A Praça São Francisco, em São Cristóvão, será palco da culminância da oficina “SARUMBETÓ – de Toques Jeje”, conduzida por Sidney da Mata, Egbon e Balogun da Casa de Oxumarê (BA). A apresentação pública dos toques percussivos, cantos e dança acontecerá no dia 12 de outubro, às 09 horas, com entrada gratuita.

A iniciativa integra a programação especial de celebração dos 25 anos do terreiro Ilé Àṣẹ Òpó Oṣogunlade e tem como objetivo fortalecer e valorizar o saber percussivo nas casas de matriz africana de Sergipe. A apresentação marca o encerramento da oficina, que reuniu representantes de diversos terreiros para um período de imersão no Povoado Caípe Velho, em São Cristóvão.
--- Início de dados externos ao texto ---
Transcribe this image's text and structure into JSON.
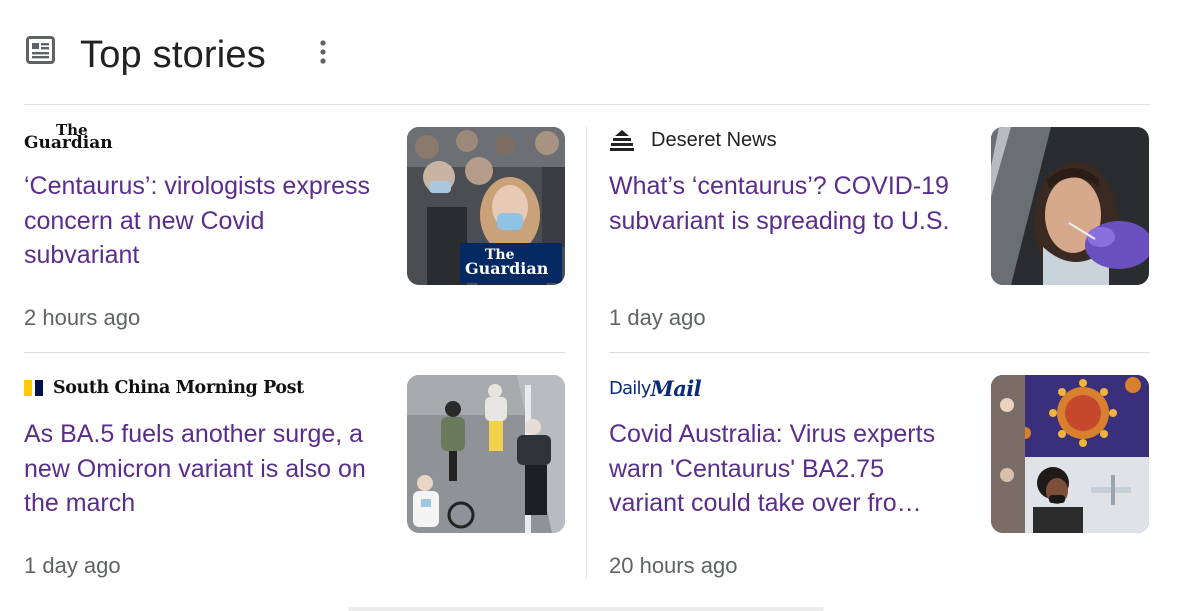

Durante o evento, os participantes puderam desenvolver suas habilidades com a percussão e promover uma troca de experiências.

Para o professor e Babalasé Reginaldo Daniel Flores, a oficina vai além do aprendizado técnico. “A importância do nosso trabalho é garantir o resgate em nossa memória daquilo que os nossos ancestrais nos legaram em relação à cultura Jeje, nos seus ritmos, gestos e movimentos”, explicou.

O coordenador e filho do terreiro, Diego Souza, reforçou que a oficina tem como objetivo alcançar sacerdotes das casas de matrizes africanas de Sergipe. “São sacerdotes já consolidados em suas casas, e a oficina vai contribuir para que eles possam agregar conhecimento e enriquecer os cultos em suas casas”.

O projeto realizará o encerramento na cidade de São Cristóvão, Patrimônio Histórico da Humanidade pela UNESCO, e coroa esse momento de valorização e preservação da cultura afro-brasileira em um local que guarda a memória de diversas manifestações culturais.

Sobre as Celebrações de 25 Anos

A oficina é parte da vasta programação do projeto que celebra os 25 anos do Ilé Àṣẹ Òpó Oṣogunlade, que também é Ponto de Cultura “Axé ô”. O projeto conta com o apoio da Prefeitura de São Cristóvão e foi contemplado nos Editais da Política Nacional Aldir Blanc em Sergipe. A iniciativa tem apoio do Governo do Estado de Sergipe, por meio da Fundação de Cultura e Arte Aperipê (Funcap), via Lei Aldir Blanc, direcionada pelo Ministério da Cultura do Governo Federal.